令和4年6月15回目のリハ会議では初回のリハ会議からの目標が達成でき、現状の維持が続いていたことで目標の見直しを図るべく新たなニーズを聴取すると、以前は近くの川沿いにある桜並木を散歩していたから、少しでも杖をついて歩きたいと新たな目標が出現。立位荷重訓練と並行して歩行訓練にも積極的に取り組んだ。
しかし、令和5年5月から入院が続き、活動性や生活意欲・ADLの低下を認め、退院後は日常生活の介助量軽減が通所リハにおいて主の目標であった。骨折後の令和5年9月19回目のリハ会議では再度目標設定を確認し、起居動作のスムースさの改善、トイレ動作の自立、体幹可動域制限による出来なくなった靴の着脱の獲得に向けてADL動作中心の介入となった。徐々に生活動作もBI30→50点と改善が見られたことで、令和5年12月20回目のリハ会議にて歩行について再度検討した結果、医師より骨密度の低下はあるため身体的負担増による疼痛増悪に注意しつつ、無理と最初から決めつけずやれそうなら挑戦してみてはどうか?と助言を頂き、利用者本人より一度諦めた目標であったけどもう一度挑戦したいと意欲の改善が見られ、荷重訓練と4点杖歩行訓練を再開した。

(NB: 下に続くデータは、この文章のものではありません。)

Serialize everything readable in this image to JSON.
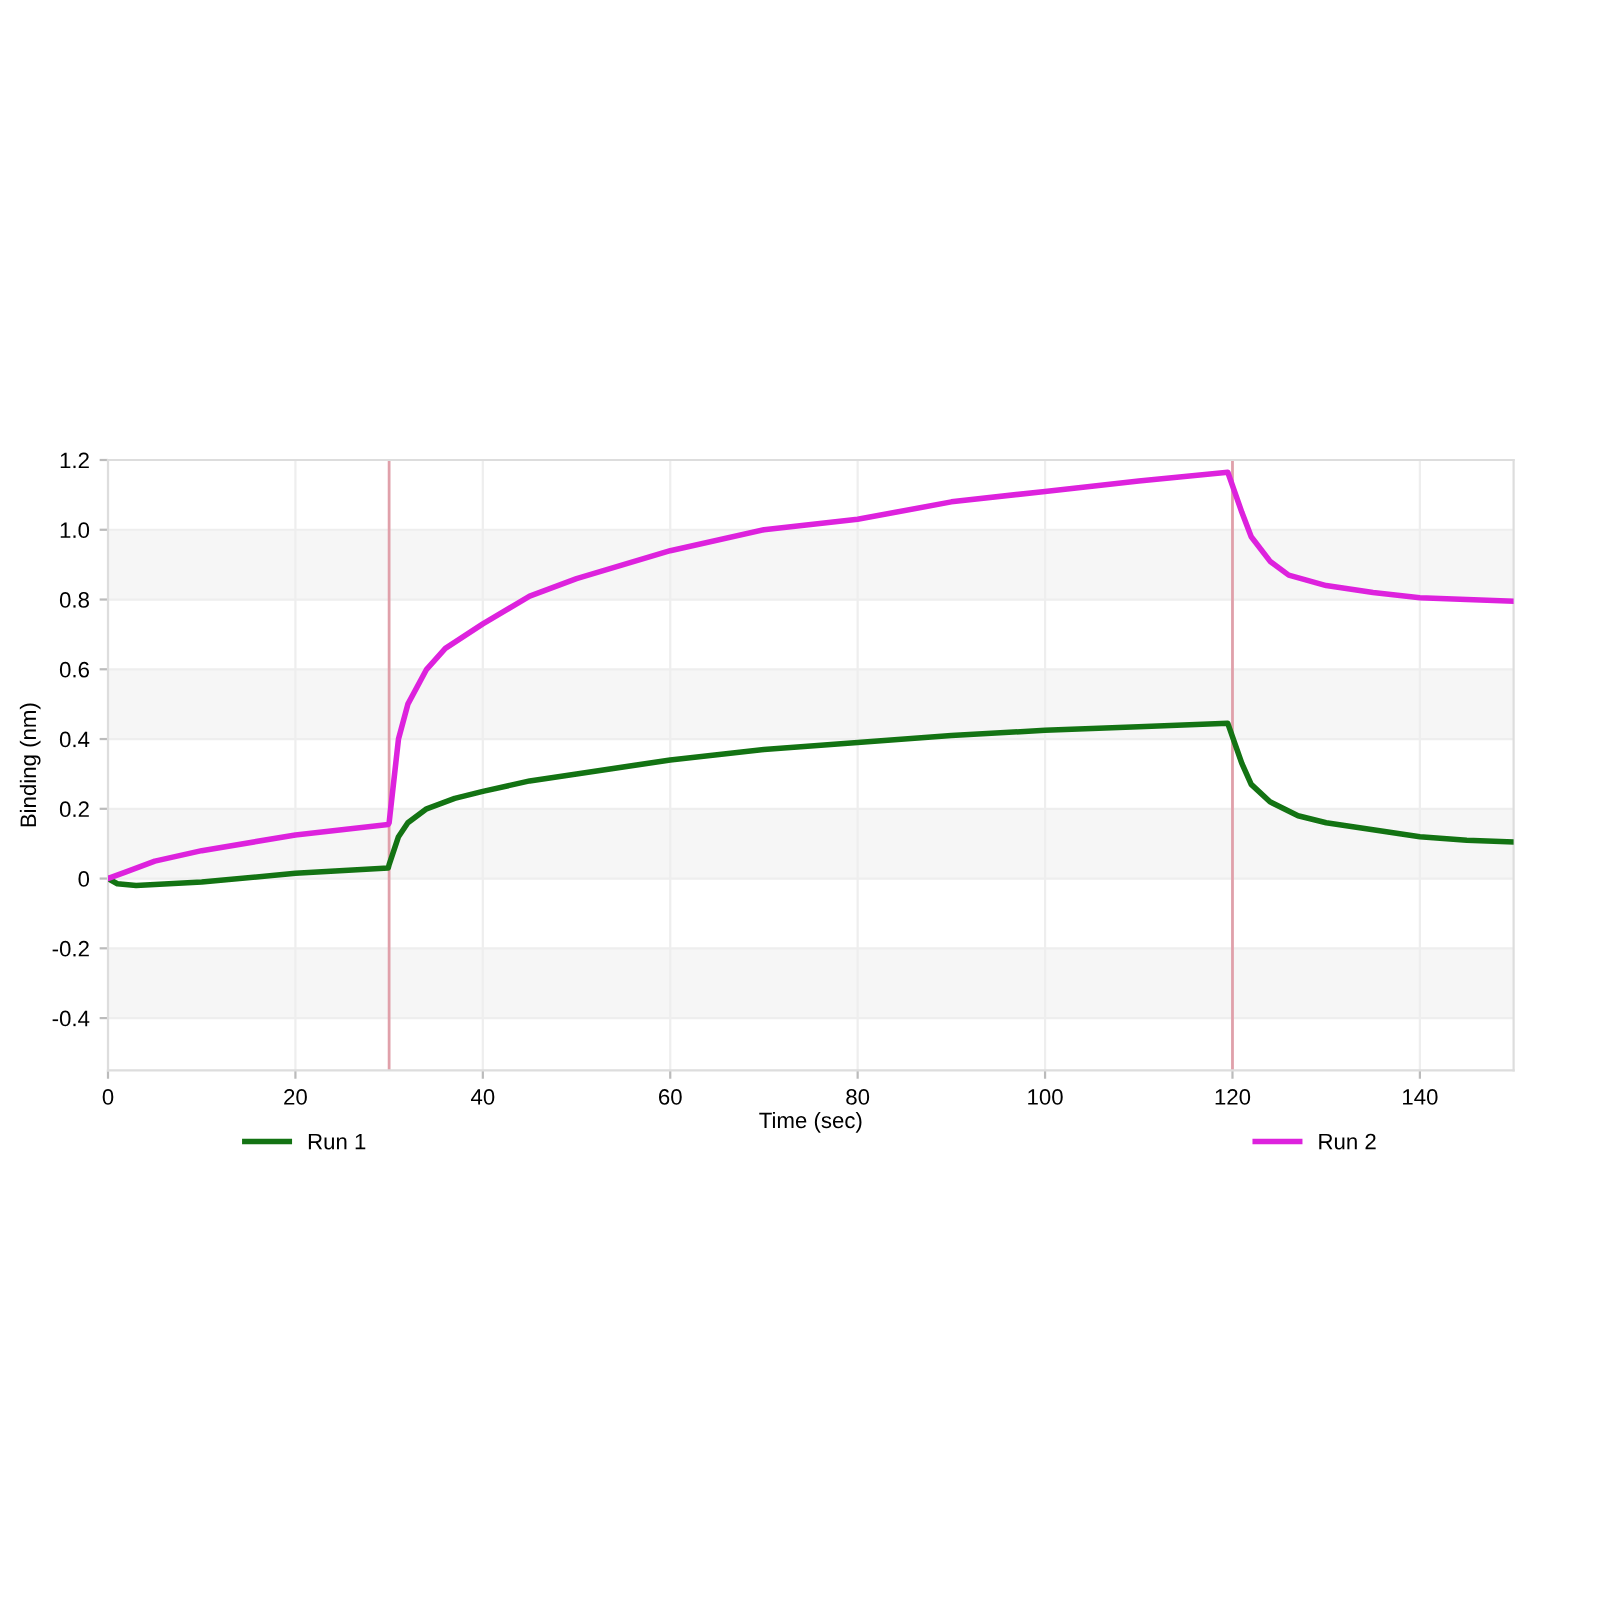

ケアマネジャーからも一度は断念した目標を再度掲げ、リハビリに取り組むことが前向きにできるようになって良かった。K様らしいやりたいことが実現できると良いですねと助言もいただき、ケアプランにも具体的な目標として反映することが出来た。
【結果】
令和6年4月にリハ会議兼訪問リハビリにて実際に桜並木の下を介助下ではあるが、杖歩行を実施することができた。何度も桜を見上げて「リハビリを頑張ってきて良かった」「またこうやって歩けるなんて思ってなかった」「ほんと嬉しい、ありがとう」と笑顔が溢れる機会となった。家族からも「最初は歩けるなんて思わなかったけど、会議を何度か経て目標を一つずつ確実に達成できたからこそここまで辿り着けたんじゃないかな」との意見を頂くことができた。大きな目標が達成できたことで、今では生活意欲が更に向上し卓上IHクッキングヒーターでの調理にも挑戦中である。
【考察】
リハ会議を通じて、利用者の具体的なニーズに応じた目標設定と計画の立案・実施は、利用者の状態や環境によって常に見直しの必要性があり、適切な目標を掲げ共有することでリハビリテーション成果に大きく貢献することが示された。本事例は、利用者中心の包括的なアプローチと情報交換や課題の提示の重要性を強調している。この事例を通して決して諦めないこと「やればできる」を学ぶ貴重な経験となった。今後もその人らしい暮らしを支援するためにも多職種によるリハビリテーションマネジメントSPDCAサイクルの強化に努めていく。